Kinetics and Mechanism of Methanol Conversion over Anatase Titania Nanoshapes

The kinetics and mechanism of methanol dehydration, redox, and oxidative coupling were investigated at 300 °C under dilute oxygen concentration over anatase TiO2 nanoplates and truncated-bipyramidal nanocrystals in order to understand the surface structure effect of TiO2. The two TiO2 nanoshapes displayed both (001) and (101) facets, with a higher fraction of the (001) facet exposed on the nanoplates, while truncated-bipyramidal nanocrystals were dominated by the (101) facet. A kinetic study using in situ titration with ammonia shows that the active sites for methanol dehydration are acidic and nonequivalent in comparison to redox and oxidative coupling. In situ FTIR spectroscopy reveals that adsorbed methoxy is the dominant surface species for all reactions, while the observed methanol dimer is found to be a spectator species through isotopic methanol exchange, supporting the dissociative mechanism for methanol dehydration via surface methoxy over TiO2 surfaces. Density functional theory calculations show that the formation of dimethyl ether involves the C–H bond dissociation of an adsorbed methoxy, followed by coupling with another surface methoxy on the 5-fold-coordinated Ti cations on the (101) surface, similar to the mechanism reported on the (001) surface.
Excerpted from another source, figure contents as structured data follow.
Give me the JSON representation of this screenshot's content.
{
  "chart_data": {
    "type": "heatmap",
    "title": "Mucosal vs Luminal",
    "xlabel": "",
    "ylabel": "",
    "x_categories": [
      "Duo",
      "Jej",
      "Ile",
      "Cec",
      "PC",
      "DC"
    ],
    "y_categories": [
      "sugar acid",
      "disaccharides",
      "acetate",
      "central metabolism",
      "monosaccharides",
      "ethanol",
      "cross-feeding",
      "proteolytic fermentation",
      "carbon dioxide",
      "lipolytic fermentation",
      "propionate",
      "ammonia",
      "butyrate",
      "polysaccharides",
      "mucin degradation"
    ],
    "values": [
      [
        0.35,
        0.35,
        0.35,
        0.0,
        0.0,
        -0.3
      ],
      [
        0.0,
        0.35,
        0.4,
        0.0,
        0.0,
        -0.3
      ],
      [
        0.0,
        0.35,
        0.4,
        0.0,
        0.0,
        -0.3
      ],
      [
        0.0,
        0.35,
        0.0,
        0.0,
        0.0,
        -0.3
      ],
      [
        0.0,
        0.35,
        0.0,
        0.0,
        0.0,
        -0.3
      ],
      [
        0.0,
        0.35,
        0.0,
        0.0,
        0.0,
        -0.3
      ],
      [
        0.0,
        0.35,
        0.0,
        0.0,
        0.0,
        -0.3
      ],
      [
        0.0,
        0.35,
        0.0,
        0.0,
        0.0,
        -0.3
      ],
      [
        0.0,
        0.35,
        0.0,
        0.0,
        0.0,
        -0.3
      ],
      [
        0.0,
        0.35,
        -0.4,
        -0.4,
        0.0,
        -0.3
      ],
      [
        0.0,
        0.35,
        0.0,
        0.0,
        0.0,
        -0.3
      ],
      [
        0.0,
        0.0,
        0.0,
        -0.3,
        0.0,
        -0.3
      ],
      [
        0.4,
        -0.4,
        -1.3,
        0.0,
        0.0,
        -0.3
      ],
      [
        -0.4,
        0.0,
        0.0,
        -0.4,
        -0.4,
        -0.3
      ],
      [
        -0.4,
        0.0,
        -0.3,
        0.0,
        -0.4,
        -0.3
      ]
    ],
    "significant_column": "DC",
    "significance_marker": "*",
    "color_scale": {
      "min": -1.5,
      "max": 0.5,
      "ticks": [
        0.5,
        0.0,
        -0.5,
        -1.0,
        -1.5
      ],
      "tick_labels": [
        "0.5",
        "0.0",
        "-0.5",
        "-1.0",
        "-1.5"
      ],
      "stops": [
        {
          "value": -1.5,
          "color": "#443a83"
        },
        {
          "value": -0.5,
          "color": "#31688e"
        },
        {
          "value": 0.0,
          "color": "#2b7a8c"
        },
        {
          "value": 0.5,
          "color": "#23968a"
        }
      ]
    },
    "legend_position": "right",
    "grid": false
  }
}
Kinetic isotope effects are observed for dimethyl ether, formaldehyde, and methyl formate in the presence of deuterated methanol (CD3OH and CD3OD), confirming that the cleavage of the C–H bond is the rate-limiting step for the formation of these products. A comparison between estimated kinetic parameters for methanol dehydration over various TiO2 nanocrystals suggests that (001) has a higher dehydration reactivity in comparison to (101), but the surface density of active sites could be limited by the presence of residual fluorine atoms originating from the synthesis. The (001) surface of TiO2 is also more active than the (101) surface in redox and oxidative coupling of methanol, which is due to the reactive surface oxygen on (001) in comparison to the (101) surface.